Northern Garden - Science North
The Northern Garden. Photo Credit: Christopher Mitchell

The Fourth Floor:

  • Racetrack: Build a race car and then race it. Who doesn’t love that?
  • Space Place: Firstly, we love the name. As you might imagine, this area is centred on astronomy and space exploration. Definitely prioritize a visit to the “Between the Stars Object Theatre,” but simply wandering around will have you crossing paths with topics like gravity and microgravity, Canadian space exploration, dark matter, and more.
  • TechLab: This floor, as you might have gathered, is very hands-on. This is a young engineer’s dream come true, as you create and take apart electronics, and there’s no shortage of gears and pulleys.
  • BodyZone: Future doctors will love it here, as the focus is on DNA and how our bodies work.
  • CyberZone: Tech will be the future, so we better teach it to the kids who will one day be Canada’s future. Here visitors can play the role of DJ, mess around with green screen technology, and even create their own stop-motion animation flicks.

What Else Should You Know About This Northern Ontario Attraction?

It’s worth taking a peek at the Current Exhibits on at Science North. At this particular moment, for example, Our Climate Quest, Indigenous Ingenuity, and The Great Northern Ontario Roadshow are on. When we visited, we had the pleasure of checking out ReInventing Reality: Explore the Science of Virtual Reality.

Whenever you decide to go, and whatever you do decide to see, you will, of course, need tickets. We’d recommend heading to this page to see pricing, and consider whether it may make the most sense to simply get a family membership for the year.

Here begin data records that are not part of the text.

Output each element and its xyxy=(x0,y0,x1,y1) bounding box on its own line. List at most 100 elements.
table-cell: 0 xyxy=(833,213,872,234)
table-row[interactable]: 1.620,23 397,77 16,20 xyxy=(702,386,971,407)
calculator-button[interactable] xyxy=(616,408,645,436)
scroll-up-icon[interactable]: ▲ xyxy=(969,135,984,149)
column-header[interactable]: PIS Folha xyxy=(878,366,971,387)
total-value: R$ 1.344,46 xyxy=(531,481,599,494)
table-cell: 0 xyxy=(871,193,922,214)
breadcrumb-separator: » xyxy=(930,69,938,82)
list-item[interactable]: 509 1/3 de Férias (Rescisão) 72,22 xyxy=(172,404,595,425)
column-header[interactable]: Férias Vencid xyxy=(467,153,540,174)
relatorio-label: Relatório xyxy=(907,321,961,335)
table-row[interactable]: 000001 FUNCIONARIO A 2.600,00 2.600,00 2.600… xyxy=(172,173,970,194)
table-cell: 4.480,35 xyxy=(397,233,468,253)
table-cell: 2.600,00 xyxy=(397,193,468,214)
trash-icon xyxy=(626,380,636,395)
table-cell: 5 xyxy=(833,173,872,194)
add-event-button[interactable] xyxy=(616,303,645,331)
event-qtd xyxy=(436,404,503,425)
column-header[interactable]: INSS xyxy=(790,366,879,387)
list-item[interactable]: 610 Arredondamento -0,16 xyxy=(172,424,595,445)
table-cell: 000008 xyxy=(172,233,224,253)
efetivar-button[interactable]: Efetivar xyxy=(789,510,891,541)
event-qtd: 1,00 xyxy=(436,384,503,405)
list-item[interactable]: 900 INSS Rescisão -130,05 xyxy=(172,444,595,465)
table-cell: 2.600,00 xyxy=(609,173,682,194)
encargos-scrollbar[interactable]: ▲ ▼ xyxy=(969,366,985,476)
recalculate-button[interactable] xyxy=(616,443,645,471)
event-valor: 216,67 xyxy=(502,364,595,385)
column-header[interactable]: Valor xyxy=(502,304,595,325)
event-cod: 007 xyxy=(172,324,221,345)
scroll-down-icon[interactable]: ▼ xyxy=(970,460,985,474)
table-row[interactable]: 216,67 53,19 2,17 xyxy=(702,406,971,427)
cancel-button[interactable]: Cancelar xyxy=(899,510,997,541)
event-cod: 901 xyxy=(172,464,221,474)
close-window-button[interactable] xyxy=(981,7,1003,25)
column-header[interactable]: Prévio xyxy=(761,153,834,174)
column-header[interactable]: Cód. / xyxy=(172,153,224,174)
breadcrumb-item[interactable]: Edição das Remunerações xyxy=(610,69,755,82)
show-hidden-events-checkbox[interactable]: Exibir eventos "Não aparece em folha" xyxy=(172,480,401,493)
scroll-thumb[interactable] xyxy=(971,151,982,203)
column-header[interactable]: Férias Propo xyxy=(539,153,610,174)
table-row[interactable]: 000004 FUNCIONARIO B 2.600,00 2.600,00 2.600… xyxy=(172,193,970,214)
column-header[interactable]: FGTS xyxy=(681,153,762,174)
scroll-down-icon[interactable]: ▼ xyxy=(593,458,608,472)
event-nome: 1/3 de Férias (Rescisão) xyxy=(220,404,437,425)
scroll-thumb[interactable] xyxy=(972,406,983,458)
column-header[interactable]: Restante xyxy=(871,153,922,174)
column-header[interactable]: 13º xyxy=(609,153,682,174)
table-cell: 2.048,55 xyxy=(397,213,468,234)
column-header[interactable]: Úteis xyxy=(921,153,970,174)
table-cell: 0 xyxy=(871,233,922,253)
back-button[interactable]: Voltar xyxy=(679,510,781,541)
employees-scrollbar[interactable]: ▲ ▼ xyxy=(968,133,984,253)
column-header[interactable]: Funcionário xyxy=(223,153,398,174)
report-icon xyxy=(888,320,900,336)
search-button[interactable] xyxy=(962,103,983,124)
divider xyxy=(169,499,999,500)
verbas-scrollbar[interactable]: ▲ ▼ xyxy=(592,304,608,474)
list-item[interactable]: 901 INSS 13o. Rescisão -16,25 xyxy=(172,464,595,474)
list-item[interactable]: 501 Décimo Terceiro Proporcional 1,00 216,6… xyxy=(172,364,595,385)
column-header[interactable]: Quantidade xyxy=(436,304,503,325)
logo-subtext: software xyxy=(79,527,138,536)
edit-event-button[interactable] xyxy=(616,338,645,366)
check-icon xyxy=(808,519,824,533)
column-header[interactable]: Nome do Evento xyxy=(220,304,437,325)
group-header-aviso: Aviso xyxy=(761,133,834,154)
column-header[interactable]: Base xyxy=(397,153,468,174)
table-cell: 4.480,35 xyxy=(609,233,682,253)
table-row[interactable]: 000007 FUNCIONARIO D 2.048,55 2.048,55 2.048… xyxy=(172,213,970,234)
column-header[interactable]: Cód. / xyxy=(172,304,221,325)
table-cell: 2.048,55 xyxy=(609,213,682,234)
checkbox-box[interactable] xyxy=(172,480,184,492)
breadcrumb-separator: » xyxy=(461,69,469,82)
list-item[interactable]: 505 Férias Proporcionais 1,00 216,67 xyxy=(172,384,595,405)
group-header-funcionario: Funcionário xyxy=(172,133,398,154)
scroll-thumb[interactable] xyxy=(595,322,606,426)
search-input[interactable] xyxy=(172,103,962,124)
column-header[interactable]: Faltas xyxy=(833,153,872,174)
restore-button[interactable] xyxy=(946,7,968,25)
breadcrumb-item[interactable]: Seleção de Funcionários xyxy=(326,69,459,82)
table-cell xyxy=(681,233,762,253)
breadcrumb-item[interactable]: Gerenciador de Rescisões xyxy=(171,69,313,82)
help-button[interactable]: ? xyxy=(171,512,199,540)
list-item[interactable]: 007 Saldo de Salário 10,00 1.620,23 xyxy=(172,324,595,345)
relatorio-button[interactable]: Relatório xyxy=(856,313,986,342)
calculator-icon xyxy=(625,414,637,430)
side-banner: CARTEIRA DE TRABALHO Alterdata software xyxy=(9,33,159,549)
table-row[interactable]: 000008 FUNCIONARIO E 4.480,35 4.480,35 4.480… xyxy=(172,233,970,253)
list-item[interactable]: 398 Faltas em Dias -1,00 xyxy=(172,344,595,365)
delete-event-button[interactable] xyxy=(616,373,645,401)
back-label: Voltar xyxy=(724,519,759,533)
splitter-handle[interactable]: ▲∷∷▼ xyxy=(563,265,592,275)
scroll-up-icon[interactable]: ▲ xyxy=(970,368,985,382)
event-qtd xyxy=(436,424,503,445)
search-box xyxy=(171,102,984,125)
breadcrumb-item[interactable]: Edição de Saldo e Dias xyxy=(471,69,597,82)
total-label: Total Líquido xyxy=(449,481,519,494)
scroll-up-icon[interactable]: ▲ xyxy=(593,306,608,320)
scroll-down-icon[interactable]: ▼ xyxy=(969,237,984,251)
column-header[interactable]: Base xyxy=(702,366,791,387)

In terms of food, Elements is the healthier choice in the food court, but the Coca-Cola Corner also serves up sweet and salty snacks (like popcorn before an IMAX movie!). Whizards is a neat spot to pop into to buy a gift for a curious young member of your family. They’re all about serving up science-based and educational gifts and games. Members save 10% on all of the above.

Finally, we want to spend a second on the design of Science North itself. The snowflake is symbolic of the glaciation that sculpted Canada’s north. To make them glitter, the exterior of the snowflakes are covered with stainless steel (which, of course, is made from nickel from Sudbury). If you’re a fan of science centres, you may be keen to know that the individual who created this science centre, Raymond Moriyama, also designed the Ontario Science Centre!

They’re open Monday to Sunday, 10am to 4pm, and I’m sure they’ll be happy to see you when you arrive. Trust us, especially if you’ve got a family, a visit to Northern Ontario’s top attraction needs to be at the top of your list.

We want to humbly thank Discover Sudbury for hosting us as media. All opinions are completely our own.